PHOENIX -- The New York Mets uncharacteristically moved aggressively in free agency, signing veteran Michael Cuddyer to a two-year deal as the general managers' meetings opened Monday at the Arizona Biltmore hotel.
Cuddyer, 35, will earn $21 million in the deal -- $8.5 million in 2015 and $12.5 million in 2016 -- according to a source. Cuddyerfaced a Monday deadline to accept a $15.3 million qualifying offer from theColorado Rockies.

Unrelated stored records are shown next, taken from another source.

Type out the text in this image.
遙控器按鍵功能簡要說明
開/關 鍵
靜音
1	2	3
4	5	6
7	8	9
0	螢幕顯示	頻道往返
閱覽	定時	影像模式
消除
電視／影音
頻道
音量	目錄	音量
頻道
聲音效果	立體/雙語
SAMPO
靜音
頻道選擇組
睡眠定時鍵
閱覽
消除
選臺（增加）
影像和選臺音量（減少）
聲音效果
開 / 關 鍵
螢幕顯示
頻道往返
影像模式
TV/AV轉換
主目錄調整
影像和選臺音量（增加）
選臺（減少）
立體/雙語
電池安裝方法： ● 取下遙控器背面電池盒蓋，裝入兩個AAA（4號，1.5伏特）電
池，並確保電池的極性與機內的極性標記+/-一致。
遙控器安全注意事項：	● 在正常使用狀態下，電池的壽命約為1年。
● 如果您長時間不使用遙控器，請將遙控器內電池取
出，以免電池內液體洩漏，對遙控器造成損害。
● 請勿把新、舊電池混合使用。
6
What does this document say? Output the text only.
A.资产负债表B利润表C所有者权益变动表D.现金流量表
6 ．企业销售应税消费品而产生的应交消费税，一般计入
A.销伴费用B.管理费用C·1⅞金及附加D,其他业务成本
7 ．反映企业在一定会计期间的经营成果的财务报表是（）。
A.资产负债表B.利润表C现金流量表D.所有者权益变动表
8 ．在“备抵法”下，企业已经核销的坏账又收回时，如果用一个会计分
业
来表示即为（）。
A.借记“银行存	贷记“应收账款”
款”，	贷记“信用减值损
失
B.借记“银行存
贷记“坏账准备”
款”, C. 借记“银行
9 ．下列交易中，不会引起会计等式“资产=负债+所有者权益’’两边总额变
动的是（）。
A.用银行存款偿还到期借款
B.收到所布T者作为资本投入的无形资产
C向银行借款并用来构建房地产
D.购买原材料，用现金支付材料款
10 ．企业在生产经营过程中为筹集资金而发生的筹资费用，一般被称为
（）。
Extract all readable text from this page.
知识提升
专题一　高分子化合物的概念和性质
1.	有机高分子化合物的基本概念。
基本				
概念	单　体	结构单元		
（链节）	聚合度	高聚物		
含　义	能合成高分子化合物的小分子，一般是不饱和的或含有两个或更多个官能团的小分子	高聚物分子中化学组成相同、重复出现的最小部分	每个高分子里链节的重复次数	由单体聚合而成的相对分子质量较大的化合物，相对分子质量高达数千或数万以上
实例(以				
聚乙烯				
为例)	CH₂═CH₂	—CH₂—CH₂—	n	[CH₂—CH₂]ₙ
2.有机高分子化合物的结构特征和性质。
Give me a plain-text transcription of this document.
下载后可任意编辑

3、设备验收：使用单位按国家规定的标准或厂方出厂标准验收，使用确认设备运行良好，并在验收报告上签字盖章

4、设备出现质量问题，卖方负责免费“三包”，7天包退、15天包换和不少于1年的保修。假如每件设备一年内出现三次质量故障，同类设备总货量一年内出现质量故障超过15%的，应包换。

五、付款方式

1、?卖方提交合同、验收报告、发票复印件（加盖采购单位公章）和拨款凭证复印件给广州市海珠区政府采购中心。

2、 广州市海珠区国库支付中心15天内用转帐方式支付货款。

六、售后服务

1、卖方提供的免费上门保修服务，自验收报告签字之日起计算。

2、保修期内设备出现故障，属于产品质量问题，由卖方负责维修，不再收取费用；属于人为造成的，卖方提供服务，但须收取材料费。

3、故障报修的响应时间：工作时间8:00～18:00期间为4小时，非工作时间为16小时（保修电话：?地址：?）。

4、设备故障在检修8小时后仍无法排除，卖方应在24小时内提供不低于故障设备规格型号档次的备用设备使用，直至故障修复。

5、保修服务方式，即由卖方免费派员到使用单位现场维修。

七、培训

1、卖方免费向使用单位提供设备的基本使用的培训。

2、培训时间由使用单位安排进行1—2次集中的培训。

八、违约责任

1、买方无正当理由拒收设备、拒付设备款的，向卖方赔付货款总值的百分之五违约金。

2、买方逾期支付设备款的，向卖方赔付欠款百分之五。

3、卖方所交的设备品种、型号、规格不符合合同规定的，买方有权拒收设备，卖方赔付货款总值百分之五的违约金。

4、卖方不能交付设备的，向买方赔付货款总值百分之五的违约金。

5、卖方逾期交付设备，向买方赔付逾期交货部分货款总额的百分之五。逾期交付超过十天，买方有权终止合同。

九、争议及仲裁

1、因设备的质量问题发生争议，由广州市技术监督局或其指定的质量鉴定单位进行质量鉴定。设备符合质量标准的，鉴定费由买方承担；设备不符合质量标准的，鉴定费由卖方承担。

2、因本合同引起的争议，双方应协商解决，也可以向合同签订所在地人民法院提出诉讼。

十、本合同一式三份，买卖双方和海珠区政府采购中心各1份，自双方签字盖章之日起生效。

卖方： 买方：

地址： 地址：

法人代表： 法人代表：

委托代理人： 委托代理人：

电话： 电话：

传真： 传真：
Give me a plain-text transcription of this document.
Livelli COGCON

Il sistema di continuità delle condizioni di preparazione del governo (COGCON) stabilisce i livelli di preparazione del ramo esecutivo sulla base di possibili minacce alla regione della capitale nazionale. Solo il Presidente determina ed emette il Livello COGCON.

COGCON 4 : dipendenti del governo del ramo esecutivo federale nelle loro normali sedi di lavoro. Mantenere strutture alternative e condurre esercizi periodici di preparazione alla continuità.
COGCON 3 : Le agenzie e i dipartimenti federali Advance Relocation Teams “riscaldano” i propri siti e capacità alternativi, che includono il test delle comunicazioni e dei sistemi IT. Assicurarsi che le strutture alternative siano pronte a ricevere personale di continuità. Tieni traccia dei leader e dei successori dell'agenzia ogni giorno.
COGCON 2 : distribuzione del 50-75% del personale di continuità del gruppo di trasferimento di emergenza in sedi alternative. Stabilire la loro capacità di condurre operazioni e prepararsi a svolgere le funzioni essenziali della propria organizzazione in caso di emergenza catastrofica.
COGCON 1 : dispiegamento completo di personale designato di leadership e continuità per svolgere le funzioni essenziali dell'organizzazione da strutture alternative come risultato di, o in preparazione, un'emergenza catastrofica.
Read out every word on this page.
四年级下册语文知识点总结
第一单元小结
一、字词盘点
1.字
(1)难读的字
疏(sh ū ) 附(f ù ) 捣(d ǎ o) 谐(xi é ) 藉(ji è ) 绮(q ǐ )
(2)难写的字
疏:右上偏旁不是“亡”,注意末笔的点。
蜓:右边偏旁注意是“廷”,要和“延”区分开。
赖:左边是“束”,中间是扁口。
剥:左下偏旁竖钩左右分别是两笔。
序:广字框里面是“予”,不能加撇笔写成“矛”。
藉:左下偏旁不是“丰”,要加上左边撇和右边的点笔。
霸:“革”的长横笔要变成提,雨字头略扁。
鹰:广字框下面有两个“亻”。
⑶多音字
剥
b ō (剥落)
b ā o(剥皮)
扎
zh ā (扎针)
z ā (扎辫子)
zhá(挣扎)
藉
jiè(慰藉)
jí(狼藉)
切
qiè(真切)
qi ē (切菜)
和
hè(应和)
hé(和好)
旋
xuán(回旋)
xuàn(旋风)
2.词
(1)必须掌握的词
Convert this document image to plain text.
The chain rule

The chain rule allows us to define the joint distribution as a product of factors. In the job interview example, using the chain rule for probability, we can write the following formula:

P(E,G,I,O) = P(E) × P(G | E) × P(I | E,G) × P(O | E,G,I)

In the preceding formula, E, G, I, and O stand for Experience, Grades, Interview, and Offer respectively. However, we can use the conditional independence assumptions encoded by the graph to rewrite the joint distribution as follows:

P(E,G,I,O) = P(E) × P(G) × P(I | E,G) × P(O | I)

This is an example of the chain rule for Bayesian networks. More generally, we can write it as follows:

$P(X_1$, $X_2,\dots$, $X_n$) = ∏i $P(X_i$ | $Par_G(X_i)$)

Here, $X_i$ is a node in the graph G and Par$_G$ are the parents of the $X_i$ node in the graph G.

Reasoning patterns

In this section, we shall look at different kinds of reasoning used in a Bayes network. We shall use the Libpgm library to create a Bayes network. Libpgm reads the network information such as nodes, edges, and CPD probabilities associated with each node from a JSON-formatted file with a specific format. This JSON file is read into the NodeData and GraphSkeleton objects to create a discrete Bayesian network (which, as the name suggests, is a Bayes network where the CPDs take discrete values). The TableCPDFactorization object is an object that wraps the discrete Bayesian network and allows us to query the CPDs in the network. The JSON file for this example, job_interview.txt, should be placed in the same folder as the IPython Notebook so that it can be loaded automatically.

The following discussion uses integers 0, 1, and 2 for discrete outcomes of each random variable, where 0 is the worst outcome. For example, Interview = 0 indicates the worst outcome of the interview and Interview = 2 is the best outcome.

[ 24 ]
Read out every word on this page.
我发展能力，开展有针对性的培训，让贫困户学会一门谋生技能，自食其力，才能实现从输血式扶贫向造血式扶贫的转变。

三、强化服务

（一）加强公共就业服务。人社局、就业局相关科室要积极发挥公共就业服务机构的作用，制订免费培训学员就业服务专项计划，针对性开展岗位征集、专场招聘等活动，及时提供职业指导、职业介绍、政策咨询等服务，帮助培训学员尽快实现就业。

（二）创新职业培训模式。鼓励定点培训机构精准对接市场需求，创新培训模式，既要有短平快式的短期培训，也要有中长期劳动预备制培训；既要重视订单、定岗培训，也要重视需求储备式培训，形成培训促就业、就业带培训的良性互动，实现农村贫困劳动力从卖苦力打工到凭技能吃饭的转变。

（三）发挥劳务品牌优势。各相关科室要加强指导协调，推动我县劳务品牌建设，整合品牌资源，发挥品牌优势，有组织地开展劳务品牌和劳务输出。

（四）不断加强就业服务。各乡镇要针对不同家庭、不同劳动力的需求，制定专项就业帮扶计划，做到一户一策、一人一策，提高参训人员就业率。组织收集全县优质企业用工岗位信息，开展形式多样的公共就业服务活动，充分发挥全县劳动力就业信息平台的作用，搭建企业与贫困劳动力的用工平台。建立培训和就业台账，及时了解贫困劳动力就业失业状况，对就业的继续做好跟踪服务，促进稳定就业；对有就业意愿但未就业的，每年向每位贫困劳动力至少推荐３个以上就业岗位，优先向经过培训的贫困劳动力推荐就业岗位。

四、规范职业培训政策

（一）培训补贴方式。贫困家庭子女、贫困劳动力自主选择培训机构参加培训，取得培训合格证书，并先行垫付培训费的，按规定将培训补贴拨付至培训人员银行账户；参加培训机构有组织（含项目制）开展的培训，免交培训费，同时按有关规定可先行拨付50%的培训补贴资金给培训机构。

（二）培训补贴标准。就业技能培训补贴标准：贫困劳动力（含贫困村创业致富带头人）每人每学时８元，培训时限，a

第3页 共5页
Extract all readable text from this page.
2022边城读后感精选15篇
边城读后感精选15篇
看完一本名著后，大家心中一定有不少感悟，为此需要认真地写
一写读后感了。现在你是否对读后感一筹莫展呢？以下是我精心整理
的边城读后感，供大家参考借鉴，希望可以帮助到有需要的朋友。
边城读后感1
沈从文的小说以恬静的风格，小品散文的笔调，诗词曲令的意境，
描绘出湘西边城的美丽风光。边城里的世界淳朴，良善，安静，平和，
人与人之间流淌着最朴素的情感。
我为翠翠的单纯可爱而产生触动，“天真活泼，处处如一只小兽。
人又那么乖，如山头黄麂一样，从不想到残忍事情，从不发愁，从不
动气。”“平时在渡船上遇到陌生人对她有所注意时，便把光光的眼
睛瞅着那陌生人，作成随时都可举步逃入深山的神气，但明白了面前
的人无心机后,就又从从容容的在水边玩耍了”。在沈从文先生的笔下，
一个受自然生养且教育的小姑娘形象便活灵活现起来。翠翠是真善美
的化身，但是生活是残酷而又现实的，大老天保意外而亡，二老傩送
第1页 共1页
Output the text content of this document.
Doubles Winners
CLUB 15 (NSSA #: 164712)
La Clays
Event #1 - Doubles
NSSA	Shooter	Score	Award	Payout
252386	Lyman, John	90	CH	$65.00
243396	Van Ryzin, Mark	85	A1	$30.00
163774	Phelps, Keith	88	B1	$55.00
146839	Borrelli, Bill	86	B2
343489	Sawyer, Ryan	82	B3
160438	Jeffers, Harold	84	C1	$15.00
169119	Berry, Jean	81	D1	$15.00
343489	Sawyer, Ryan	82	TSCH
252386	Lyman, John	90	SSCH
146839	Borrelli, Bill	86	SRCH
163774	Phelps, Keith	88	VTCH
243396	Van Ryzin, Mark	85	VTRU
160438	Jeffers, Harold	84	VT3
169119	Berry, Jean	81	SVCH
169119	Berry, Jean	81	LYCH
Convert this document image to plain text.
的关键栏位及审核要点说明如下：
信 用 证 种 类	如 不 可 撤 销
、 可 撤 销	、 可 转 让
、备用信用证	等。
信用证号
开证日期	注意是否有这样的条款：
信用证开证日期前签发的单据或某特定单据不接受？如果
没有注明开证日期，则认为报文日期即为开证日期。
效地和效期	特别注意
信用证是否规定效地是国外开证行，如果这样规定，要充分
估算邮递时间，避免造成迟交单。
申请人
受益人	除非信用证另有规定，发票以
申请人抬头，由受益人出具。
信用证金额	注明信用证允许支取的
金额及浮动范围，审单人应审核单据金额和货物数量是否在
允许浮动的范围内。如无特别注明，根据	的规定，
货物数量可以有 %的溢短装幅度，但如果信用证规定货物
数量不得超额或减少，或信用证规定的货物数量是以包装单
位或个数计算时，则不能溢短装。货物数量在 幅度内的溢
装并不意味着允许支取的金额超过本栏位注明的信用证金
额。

"I don't think it's any secret that we're looking to improve offensively, and there's not a lot of options out there on the free-agent market or even in the trade market," Mets assistant GM John Ricco said. "Based on what we've learned, at least to this point, it's going to be pretty pricey.
"We thought this was a way to clearly upgrade our team and our lineup. ... [General manager] Sandy [Alderson] has talked about we're looking to turn the corner here and start to compete in 2015. I think this is a message that we're going to be aggressive. Right out of the box we had a guy we liked, and we went and got him."
The Mets have been wary of forfeiting draft picks in recent years, but will surrender the 15th overall pick for landing Cuddyer.
"We've talked a lot about not giving up picks," Ricco said. "In this case, we looked at it, did the analysis and decided that this player was worth it."
Cuddyer hit .332 with 10 home runs and 31 RBIs for the Rockies in 2014. He was limited to 49 games, with three trips to the disabled list because of hamstring and shoulder injuries.
Cuddyer passed a physical Monday.
"He took a physical today. We've looked at all the injuries and there was nothing there that were too concerned about," Ricco said. "And the age is the age. Certainly there's risk associated with any signing. And we believe in the player and think he's going to be a real good fit for us."
Cuddyer should join Curtis Granderson and Gold Glove center fielder Juan Lagares as the primary outfielders. Because Cuddyer has manned right field during his career, it appears likely Granderson will shift to left field in 2015. Granderson said last week he would be willing to shift if the Mets asked.
"I am flexible," Granderson said. "Even with Detroit, I remember when Cameron Maybin came up and made his debut at Yankee Stadium, I said, 'Hey, I've played left field. He hasn't. If you need me to move, I will. That's always been something that's been a part of my career. I've got the ability to move around. Just let me know.' "
The right-handed-hitting Cuddyer also has logged significant time at first base. The Mets hope Lucas Duda, who slugged 30 homers this past season, can emerge as a full-time player at that position. However, if Duda continues to struggle against left-handed pitching, it is conceivable Cuddyer could see action at first base as well. Duda hit .180 with two homers in 111 at-bats against southpaws in 2014.
Cuddyer is a childhood friend of Mets captain David Wright. Both grew up inNorfolk, Virginia.
Essentially, Cuddyer accepted $5.7 million more from the Mets for two years than he would have earned with the Rockies for one year. Ricco said he could not speculate on Cuddyer's motivation, but acknowledged the Mets being on the brink of contention and Cuddyer's friendship with Wright as likely factors in the decision.
"I actually wasn't surprised that they offered," Ricco said about the Rockies' $15.3 million bid to retain Cuddyer. "And it certainly factored in the decision. But we decided to go forward and sign him."
Asked about statistics at Coors Field being inflated, Ricco said: "This is a guy who is a professional hitter. He's got a track record. Obviously Minnesota was a hitters' park, but he's hit all over baseball. He's been in both leagues and had success everywhere."
With the starting outfield seemingly addressed, the Mets likely will focus their attention on the middle infield. Sources have told ESPNNewYork.com that incumbent second baseman Daniel Murphy, who is eligible for free agency after the 2015 season, is available via trade. Moving him would allow the Mets to use Wilmer Flores at second base.